Conditions for covert monitoring of employees
Normally, covert monitoring is not allowed. Covert monitoring means that you as an employer monitor your employees without their knowledge. Sometimes covert monitoring is permitted, but strict conditions apply. This is because covert monitoring can be very intrusive on employees. The conditions for covert monitoring apply in addition to the conditions for ‘normal’ (non-covert) monitoring.
On this page
Step 1: conditions for ‘normal’ monitoring of employees
If you want to covertly monitor your employee(s), you must first comply with the conditions for ‘normal’ monitoring of employees. The second step is to meet the additional conditions for covert monitoring. You must therefore meet all conditions.
Step 2: additional conditions for covert monitoring
These additional conditions apply to the covert monitoring of employees.
Reasonable suspicion
You have a reasonable suspicion that one or more employees are doing something that is punishable or prohibited, such as theft or fraud.
No other option
Despite your best efforts, you are unable to put an end to the theft or fraud. So you really have no other option but to covertly monitor your employee(s).
Temporary
Covert monitoring is temporary in nature. This means you may only use covert monitoring during a predetermined period. You are not allowed to covertly monitor your employee(s) continuously.
Informing
You must always inform the employee(s) involved about the covert monitoring afterwards, also if the monitoring did not reveal that the suspicion was justified.
Carrying out a DPIA
If you want to covertly monitor for the first time, you must first carry out a data protection impact assessment (DPIA).
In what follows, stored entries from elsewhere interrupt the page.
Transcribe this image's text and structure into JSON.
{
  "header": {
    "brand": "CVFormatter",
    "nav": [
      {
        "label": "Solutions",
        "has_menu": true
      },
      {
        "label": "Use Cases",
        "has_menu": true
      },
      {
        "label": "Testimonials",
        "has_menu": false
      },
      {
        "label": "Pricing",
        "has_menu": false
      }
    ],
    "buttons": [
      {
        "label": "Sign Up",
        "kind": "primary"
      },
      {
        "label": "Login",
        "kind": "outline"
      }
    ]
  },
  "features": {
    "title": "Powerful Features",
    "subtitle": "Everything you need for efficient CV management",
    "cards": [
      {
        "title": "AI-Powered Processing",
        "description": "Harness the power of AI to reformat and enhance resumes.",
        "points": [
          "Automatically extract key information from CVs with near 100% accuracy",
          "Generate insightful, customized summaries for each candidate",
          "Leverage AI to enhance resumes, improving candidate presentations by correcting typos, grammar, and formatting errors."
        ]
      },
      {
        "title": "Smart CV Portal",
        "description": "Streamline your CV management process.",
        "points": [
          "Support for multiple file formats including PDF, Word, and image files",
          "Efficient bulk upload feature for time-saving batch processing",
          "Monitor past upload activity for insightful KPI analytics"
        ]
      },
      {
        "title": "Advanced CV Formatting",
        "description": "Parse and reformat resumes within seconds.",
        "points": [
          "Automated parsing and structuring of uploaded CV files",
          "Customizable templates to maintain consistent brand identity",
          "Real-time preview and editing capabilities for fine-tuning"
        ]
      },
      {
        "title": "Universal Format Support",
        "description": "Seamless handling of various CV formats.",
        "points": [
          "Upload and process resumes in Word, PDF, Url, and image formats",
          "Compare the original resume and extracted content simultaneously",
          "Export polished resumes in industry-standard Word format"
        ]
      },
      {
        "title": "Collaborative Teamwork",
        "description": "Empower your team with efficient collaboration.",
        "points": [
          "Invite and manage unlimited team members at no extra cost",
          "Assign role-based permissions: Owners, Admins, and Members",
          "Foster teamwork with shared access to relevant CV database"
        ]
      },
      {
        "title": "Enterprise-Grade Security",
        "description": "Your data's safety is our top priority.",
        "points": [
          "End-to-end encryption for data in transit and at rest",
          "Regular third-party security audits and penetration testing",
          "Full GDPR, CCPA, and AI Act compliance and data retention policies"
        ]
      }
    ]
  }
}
Does your organisation have a Data Protection Officer (DPO)? Then you must ask the DPO for advice on carrying out the DPIA.
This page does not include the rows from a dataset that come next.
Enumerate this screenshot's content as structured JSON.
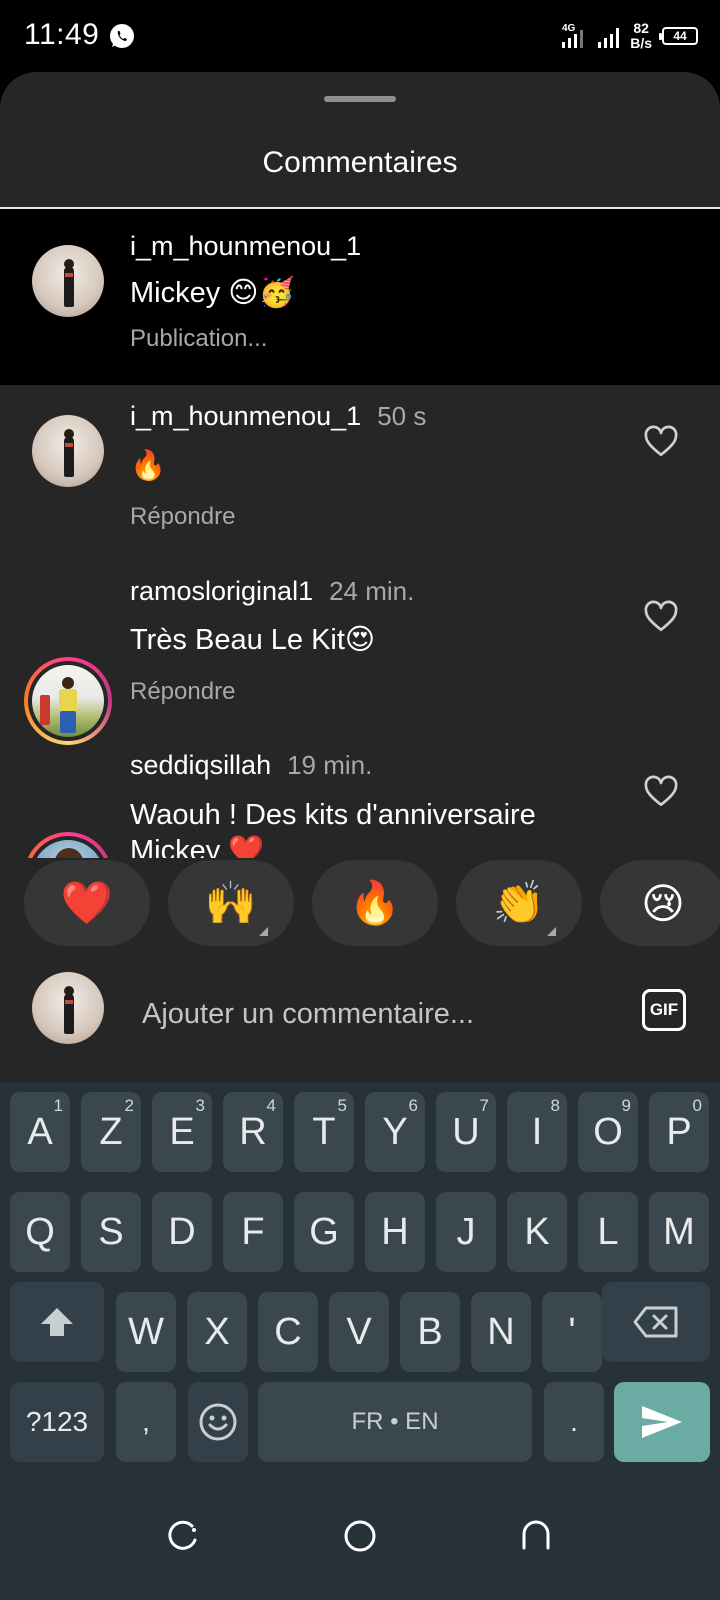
{
  "status_bar": {
    "time": "11:49",
    "network": "4G",
    "speed_value": "82",
    "speed_unit": "B/s",
    "battery": "44"
  },
  "sheet": {
    "title": "Commentaires"
  },
  "caption": {
    "username": "i_m_hounmenou_1",
    "text": "Mickey 😊🥳",
    "status": "Publication..."
  },
  "comments": [
    {
      "username": "i_m_hounmenou_1",
      "time": "50 s",
      "text": "🔥",
      "reply": "Répondre"
    },
    {
      "username": "ramosloriginal1",
      "time": "24 min.",
      "text": "Très Beau Le Kit😍",
      "reply": "Répondre"
    },
    {
      "username": "seddiqsillah",
      "time": "19 min.",
      "text": "Waouh ! Des kits d'anniversaire Mickey ❤️"
    }
  ],
  "reactions": [
    "❤️",
    "🙌",
    "🔥",
    "👏",
    "😢"
  ],
  "input": {
    "placeholder": "Ajouter un commentaire...",
    "gif_label": "GIF"
  },
  "keyboard": {
    "row1": [
      {
        "k": "A",
        "n": "1"
      },
      {
        "k": "Z",
        "n": "2"
      },
      {
        "k": "E",
        "n": "3"
      },
      {
        "k": "R",
        "n": "4"
      },
      {
        "k": "T",
        "n": "5"
      },
      {
        "k": "Y",
        "n": "6"
      },
      {
        "k": "U",
        "n": "7"
      },
      {
        "k": "I",
        "n": "8"
      },
      {
        "k": "O",
        "n": "9"
      },
      {
        "k": "P",
        "n": "0"
      }
    ],
    "row2": [
      "Q",
      "S",
      "D",
      "F",
      "G",
      "H",
      "J",
      "K",
      "L",
      "M"
    ],
    "row3": [
      "W",
      "X",
      "C",
      "V",
      "B",
      "N",
      "'"
    ],
    "symbols_label": "?123",
    "comma": ",",
    "space_label": "FR • EN",
    "period": "."
  },
  "colors": {
    "sheet_bg": "#262626",
    "keyboard_bg": "#263238",
    "send_key": "#6aaca3",
    "heart_red": "#e0122c"
  }
}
You do not need to perform a DPIA every time you want to covertly monitor employees, provided the method is the same as the first time.
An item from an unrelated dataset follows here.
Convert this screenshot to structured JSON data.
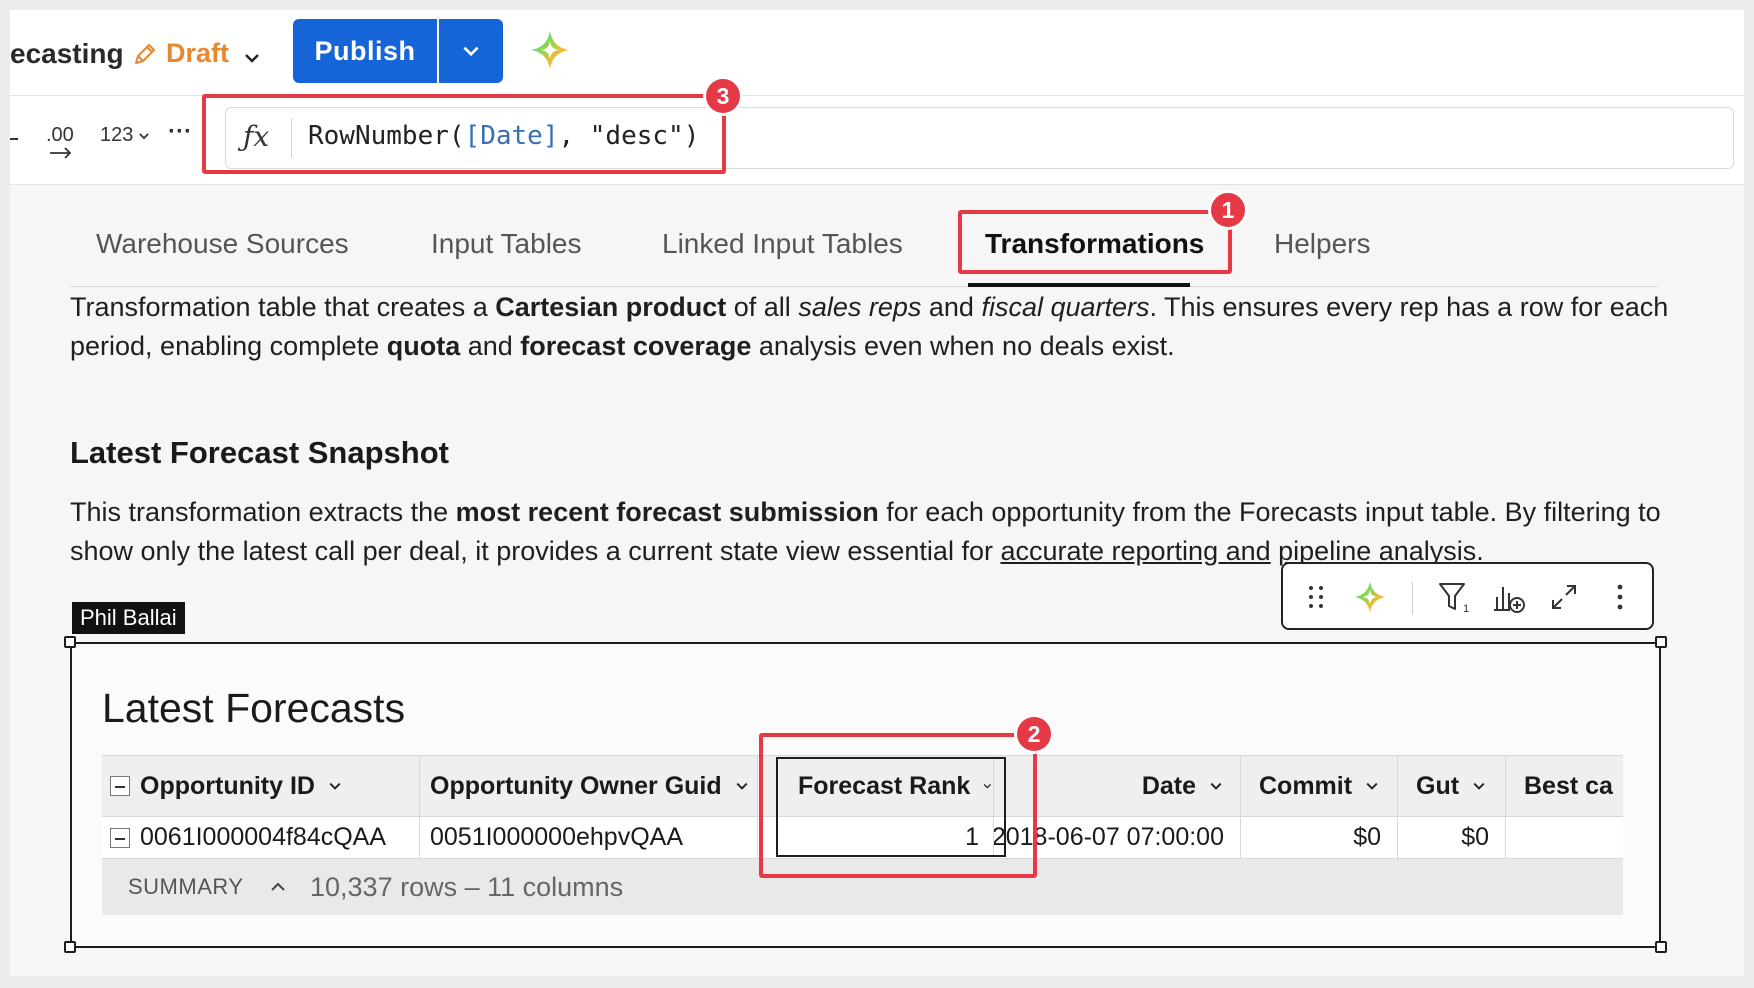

If you carry out a DPIA, it is advisable to review it periodically, even if the data processing itself has not changed. For example, every 3 years.
If, rather than doing it yourself, you leave the covert monitoring to a private detective agency, the private detective agency must carry out a DPIA.
Prior consultation
If the DPIA shows that the proposed covert monitoring entails a high risk, and you are unable to find measures to mitigate this risk, you have to consult with the Dutch Data Protection Authority (DPA) before you start covert monitoring.
This is called prior consultation. If you have a DPO, they can advise on whether prior consultation is necessary.